Carasent develops EHR systems and other IT solutions for healthcare clinics. During the pandemic, the company grew rapidly through acquisitions and major investments, which also created profitability challenges. As the new CEO, Daniel Öhman implemented cost savings and increased focus on sales and marketing.

- In Q3 we delivered a positive ebitda minus capex margin. It took a little longer to grow into our suit, but now we see that growth is increasing and that it falls down to the bottom line. That creates credibility and shows that we are on the right track.

Carasent has a strong position in Sweden with its flagship product Webdoc, which is mainly used by private and non-profit specialist care, but is also used by about half of the primary care clinics in Västra Götaland.

- This says a lot about how appreciated Webdoc is.

At the same time, the company is investing heavily in Germany, where the digitization of healthcare has not come as far as in the Nordic region.

The German company Data-AL was recently acquired and a new medical record system for the German market is under development. The focus is on high customer awareness and local presence.

- Our goal is to become a Norwegian-Swedish-German company. We see potential to grow in the German market from 2026.

Part of the strategy is to continue investing in product development to create competitive advantages.

- We invest a little more than our competitors in product development, which gives us a good head start that grows over time.

With a SaaS model and a high gross margin of around 85 percent, Carasent has created a stable revenue base with a high proportion of recurring revenue.

Revenue from existing customers grew in Q3 by 113 percent (NRR, net revenue retention) and sees a growth from new customers of 4 percent. The churn rate is only 2 percent.

An important event for the Swedish market is the recent withdrawal of the Millennium EHR system in Västra Götaland, which gives Carasent new opportunities.

- We have opposed the idea of a compulsory system, as it is against the law and inhibits innovation in healthcare.
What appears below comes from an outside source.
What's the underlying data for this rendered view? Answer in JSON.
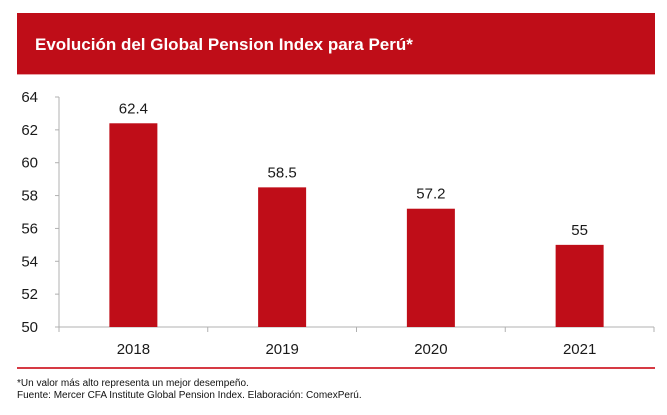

Private operators and primary care in the region are an important market for us, says Daniel Öhman and adds:

- "If we win, we can start selling to them again, which hasn't happened since 2017, so there is as much upside as downside here.

What risks do you see for the business?

- The biggest risk is that development projects will be delayed. We have signed many agreements so that growth increases, but for parts of it, development is required, with new modules for example, we have a high focus on that with good speed and quality of development.

You still have a high net cash position after the acquisition in Germany and have made share buybacks.

How do you see dividends going forward?

- We want to get a little further in our transition first and then come back to how we do. We should not be overcapitalized, but more negative is to be in a hurry to use the capital.

Why should private investors invest in Carasent?

- We operate in a cyclical industry. Our customers are growing and need support to digitize their businesses. Webdoc is a key product that they work with 20-30% of their time, and it has a direct impact on their efficiency. We are the market leader and growing faster than the market.